Pareceres/Diversos

Tribunal Central Administrativo Sul - Contencioso Administrativo
Contencioso:Administrativo
Data:10/15/2007
Processo:03108/07
Nº Processo/TAF:00000/00/0
Sub-Secção:2º. Juízo
Magistrado:Mendes Cabral
Descritores:REPOSICIONAMENTO DOS FUNCIONÁRIOS
CARREIRAS DE REGIME ESPECIAL
DECRETO-EI Nº 408/89
Data do Acordão:02/14/2008
Texto Integral:Notificado nos autos supra indicados para esse efeito, o Ministério Público apresenta o seguinte parecer sobre o mérito do recurso:

O presente Recurso Jurisdicional vem interposto do saneador-sentença proferido em 30.04.2007 pelo Tribunal Administrativo e Fiscal de Lisboa, que julgou procedente a acção administrativa comum intentada por Sindicato Nacional do Ensino Superior, condenando integralmente no pedido os Réus U....... e E........... .


*

Na minha perspectiva, a decisão do TAF de Lisboa não merece qualquer censura, dado haver feito correcta interpretação e aplicação da lei à factualidade com que deparou.

Aliás, é notório que nenhuma das conclusões da alegação da recorrente U........ subsiste em confronto com a criteriosa argumentação doutamente expendida no aresto sob recurso.

Efectivamente, e como aliás é referido no seu preâmbulo, o Decreto-lei n.º 61/92 de 15 de Abril, para alem de finalizar o descongelamento de escalões previsto no Decreto-lei n.º 353-A/89 de 16 de Outubro, estabelece também as regras de reposicionamento dos funcionários e agentes da Administração Pública nos escalões salariais das respectivas carreiras.
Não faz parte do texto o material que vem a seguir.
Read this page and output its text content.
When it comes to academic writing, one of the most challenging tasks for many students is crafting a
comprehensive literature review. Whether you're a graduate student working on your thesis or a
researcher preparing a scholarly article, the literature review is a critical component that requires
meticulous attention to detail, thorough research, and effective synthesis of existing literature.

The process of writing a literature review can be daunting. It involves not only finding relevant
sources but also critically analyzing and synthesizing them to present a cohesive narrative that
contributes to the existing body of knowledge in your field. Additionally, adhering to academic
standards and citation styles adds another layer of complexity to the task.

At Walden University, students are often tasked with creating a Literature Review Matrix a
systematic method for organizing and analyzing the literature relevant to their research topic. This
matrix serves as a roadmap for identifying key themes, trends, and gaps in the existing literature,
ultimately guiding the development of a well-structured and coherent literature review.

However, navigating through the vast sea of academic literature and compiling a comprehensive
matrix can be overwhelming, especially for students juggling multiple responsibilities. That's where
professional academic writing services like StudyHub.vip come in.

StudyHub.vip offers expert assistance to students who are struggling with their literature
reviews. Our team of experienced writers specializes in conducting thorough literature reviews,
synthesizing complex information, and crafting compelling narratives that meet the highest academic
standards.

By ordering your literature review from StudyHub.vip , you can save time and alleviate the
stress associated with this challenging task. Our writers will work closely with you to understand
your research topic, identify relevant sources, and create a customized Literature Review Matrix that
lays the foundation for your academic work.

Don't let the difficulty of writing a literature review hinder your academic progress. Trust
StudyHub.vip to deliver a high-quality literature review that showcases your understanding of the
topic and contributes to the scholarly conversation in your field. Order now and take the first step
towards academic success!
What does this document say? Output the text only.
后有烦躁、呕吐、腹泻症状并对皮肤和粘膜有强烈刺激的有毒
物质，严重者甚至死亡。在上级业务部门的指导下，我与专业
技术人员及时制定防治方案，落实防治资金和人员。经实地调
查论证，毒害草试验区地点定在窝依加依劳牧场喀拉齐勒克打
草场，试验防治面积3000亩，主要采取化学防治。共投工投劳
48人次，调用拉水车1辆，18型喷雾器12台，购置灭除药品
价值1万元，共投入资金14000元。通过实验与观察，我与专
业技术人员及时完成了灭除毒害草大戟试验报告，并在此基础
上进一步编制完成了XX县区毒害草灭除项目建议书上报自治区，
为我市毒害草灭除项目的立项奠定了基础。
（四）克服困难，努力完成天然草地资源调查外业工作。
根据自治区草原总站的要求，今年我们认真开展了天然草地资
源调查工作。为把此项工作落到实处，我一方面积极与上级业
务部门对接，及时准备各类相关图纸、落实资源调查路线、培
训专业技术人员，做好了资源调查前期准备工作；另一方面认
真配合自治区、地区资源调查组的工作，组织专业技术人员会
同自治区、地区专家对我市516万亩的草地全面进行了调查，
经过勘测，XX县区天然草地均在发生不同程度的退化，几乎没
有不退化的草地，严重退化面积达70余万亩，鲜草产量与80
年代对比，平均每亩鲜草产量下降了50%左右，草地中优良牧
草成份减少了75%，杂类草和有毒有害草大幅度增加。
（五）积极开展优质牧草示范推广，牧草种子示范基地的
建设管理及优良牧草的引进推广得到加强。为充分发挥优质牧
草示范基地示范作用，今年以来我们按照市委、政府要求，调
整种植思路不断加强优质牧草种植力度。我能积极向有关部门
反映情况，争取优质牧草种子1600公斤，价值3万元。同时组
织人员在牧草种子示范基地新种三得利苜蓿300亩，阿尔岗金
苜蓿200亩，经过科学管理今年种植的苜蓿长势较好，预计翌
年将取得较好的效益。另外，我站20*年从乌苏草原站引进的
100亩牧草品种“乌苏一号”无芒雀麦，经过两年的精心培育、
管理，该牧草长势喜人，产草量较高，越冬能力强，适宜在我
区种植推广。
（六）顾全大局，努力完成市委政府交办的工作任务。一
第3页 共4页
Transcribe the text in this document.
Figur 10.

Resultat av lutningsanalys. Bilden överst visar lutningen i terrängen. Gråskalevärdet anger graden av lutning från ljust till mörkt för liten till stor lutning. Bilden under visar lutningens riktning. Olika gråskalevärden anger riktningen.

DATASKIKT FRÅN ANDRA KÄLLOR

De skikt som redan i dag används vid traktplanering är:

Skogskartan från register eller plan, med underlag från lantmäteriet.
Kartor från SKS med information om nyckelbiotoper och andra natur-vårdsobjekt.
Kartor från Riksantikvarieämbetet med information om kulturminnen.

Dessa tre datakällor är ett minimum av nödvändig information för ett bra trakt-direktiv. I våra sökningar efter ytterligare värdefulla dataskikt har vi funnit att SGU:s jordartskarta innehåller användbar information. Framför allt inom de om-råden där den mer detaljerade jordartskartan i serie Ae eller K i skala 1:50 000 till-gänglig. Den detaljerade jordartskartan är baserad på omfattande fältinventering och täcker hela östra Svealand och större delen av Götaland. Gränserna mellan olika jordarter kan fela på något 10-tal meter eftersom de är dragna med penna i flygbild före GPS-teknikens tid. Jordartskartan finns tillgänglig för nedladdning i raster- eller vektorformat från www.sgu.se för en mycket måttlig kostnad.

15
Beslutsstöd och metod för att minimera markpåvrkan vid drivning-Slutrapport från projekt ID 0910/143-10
E conforme resulta do seu artigo 1º, o Decreto-lei n.º 61/92 de 15 de Abril, em matéria de descongelamento de escalões também se aplica às carreiras de regime especial e aos corpos especiais, “com excepção dos regulados pelos Decretos-leis n.ºs 409/89 de 18 de Novembro, 57/90, 58/90 e 59/90 de 14 de Fevereiro, e 73/90, de 6 de Março”.

Ora, ao não incluir nas excepções referidas as carreiras de regime especial reguladas pelo Decreto-lei n.º 408/89, o referido diploma incorpora motivo adicional para a aplicação ao caso vertente da regra geral inserta no artigo 17 n.º 2 do Decreto-lei n.º 353-A/89. De notar de resto, que a norma constante do artigo 3 n.º 1 do D.L. n.º 61/92 foi declarada inconstitucional apenas por ser restritiva, visto contemplar tão só os funcionários promovidos após 01.10.1989, desse modo ofendendo o princípio da igualdade consagrado nos artigos 13 e 59 n.º 1 alínea a) da C.R.P. (acórdão n.º 254/2000 de 26.04 do Tribunal Constitucional).

Neste contexto procedeu correctamente a decisão recorrida, ao considerar a aplicabilidade geral da regra inserta no artigo 17 n.º 2 do Decreto-lei n.º 353-A/89 de 16 de Outubro, ao pessoal docente abrangido pelo Decreto-lei n.º 408/89 de 18 de Novembro. Em sintonia, aliás, com o douto acórdão deste TCAS de 03.11.2005 – processo 02707/99.

Porque o douto aresto do TAF de Lisboa não enferma assim de qualquer erro de julgamento (mormente por incorrecta interpretação e aplicação dos preceitos legais), emito o seguinte parecer :

Deve negar-se provimento ao recurso jurisdicional.